Il a été difficile de trouver au Canada une couverture équilibrée des audiences d'extradition d'Assange dans les grands journaux télévisés, et ce qu'il y avait comprenait des calomnies et s'écartait peu des récits mis en avant par les services de sécurité de l'État américain (CIA, FBI, DOJ, Sec. State, Homeland Security).
John Pilger affirme que le désintérêt des médias pour les audiences du procès Assange est mondial :
"Si le procès Assange est le procès politique du siècle, comme je le crois, son issue ne scellera pas seulement le sort d'un journaliste qui a fait son travail, mais menacera les principes mêmes du journalisme libre et de la liberté d'expression.
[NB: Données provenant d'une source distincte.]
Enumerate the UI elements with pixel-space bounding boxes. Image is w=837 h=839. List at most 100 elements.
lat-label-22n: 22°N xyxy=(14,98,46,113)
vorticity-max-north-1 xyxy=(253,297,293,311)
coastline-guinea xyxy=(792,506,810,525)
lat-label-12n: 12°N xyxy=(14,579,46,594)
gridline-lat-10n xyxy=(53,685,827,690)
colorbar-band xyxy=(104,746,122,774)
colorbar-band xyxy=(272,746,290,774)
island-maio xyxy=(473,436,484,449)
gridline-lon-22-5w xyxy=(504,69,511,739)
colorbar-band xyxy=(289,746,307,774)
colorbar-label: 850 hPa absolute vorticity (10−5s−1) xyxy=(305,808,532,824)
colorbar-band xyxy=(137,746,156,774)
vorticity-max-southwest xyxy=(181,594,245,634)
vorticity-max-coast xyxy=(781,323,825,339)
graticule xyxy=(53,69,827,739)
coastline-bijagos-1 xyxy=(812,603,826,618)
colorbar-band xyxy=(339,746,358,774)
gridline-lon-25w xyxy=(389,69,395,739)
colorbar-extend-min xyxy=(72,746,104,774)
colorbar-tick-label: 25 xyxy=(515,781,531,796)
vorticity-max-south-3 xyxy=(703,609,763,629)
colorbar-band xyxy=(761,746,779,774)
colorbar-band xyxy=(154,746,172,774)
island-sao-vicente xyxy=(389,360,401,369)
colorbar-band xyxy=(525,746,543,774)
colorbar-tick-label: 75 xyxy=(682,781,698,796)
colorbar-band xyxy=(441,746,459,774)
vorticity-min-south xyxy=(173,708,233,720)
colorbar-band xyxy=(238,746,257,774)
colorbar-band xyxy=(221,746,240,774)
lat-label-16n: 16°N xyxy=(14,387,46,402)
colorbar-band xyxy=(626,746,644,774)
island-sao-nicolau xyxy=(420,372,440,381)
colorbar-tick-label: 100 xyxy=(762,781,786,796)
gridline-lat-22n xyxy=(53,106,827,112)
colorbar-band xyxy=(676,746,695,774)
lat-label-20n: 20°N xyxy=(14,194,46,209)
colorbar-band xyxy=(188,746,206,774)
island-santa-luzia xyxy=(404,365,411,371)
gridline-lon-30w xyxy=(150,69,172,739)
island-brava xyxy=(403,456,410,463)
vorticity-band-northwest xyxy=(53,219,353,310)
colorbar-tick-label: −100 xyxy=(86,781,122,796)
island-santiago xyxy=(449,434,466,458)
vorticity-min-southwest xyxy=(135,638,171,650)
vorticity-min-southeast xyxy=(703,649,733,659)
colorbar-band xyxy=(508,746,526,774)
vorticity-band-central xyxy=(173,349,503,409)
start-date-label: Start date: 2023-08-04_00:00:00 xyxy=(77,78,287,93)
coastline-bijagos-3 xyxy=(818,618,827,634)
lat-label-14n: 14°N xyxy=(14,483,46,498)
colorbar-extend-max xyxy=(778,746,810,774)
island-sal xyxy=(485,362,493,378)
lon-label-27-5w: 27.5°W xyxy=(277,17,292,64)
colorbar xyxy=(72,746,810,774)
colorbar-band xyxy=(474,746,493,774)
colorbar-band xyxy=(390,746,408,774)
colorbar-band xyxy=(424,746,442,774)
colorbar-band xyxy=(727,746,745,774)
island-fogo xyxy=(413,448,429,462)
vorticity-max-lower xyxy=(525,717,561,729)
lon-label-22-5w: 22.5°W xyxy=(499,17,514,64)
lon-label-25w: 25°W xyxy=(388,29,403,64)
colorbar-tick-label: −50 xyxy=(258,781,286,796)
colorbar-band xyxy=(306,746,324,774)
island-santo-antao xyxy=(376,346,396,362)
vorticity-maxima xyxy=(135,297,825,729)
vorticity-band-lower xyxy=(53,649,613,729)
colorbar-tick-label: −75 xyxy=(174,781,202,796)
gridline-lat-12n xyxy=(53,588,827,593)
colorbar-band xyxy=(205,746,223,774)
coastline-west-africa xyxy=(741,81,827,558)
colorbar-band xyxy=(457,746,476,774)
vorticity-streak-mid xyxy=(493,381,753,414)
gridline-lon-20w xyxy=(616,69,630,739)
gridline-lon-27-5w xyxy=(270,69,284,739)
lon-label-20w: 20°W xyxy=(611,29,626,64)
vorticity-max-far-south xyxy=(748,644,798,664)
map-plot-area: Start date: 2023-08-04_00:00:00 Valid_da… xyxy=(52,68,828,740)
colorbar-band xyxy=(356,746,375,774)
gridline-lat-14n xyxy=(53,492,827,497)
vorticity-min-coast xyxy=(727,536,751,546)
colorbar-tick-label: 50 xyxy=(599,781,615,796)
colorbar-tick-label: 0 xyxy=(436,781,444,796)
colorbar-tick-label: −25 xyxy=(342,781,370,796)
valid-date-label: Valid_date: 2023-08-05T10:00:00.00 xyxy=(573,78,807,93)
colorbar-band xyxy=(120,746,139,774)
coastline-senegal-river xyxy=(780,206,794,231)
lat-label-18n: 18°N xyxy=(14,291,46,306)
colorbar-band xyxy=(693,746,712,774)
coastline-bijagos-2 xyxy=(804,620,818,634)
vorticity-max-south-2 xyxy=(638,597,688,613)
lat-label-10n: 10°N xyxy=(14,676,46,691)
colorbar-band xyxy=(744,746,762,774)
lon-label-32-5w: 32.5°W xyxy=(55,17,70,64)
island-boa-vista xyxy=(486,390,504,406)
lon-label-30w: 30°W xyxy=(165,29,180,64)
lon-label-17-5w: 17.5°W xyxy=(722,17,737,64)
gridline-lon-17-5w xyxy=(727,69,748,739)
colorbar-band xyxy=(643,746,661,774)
L'absence d'une couverture sérieuse de la procédure par les médias dominants est, à tout le moins, autodestructrice".
La journaliste italienne Stefania Maurizi, du quotidien Il Fatto Quotidiano, a travaillé sur toutes les publications de WikiLeaks en tant que partenaire média. Lors de l'audition de M. Assange, Mme Maurizi a déclaré que WikiLeaks avait caviardé plus de documents que le gouvernement américain et en avait retenu 15 000 afin de minimiser les dommages.
Après 13 ans de travail d'enquête sur l'affaire Assange, Maurizi a compilé les résultats de ses batailles pour l'accès à la liberté d'information dans Secret Power: WikiLeaks and Its Enemies (2022) - "Le récit le plus détaillé de la persécution d'Assange".
Mme Maurizi a également mené une guerre personnelle pour la liberté d'information avec la Suède, la Grande-Bretagne, les États-Unis et l'Australie afin de comprendre pourquoi les allégations d'agression sexuelle à l'encontre de M. Assange sont restées si longtemps au stade préliminaire. S'appuyant sur des dossiers d'enquête et sur la correspondance entre les procureurs des quatre pays, Maurizi montre dans Secret Power que le Crown Prosecution Service (CPS) britannique et les procureurs suédois se sont entendus pour prolonger la persécution et l'incarcération d'Assange.
Le pouvoir secret de Maurizi est une ressource impeccablement documentée et politiquement marquée par la guerre juridique des temps modernes, que les journalistes travaillant dans les médias grand public n'ont pas signalée. M. Maurizi n'a pas grand-chose de bon à dire sur le traitement d'Assange et de WikiLeaks par la presse de l'establishment.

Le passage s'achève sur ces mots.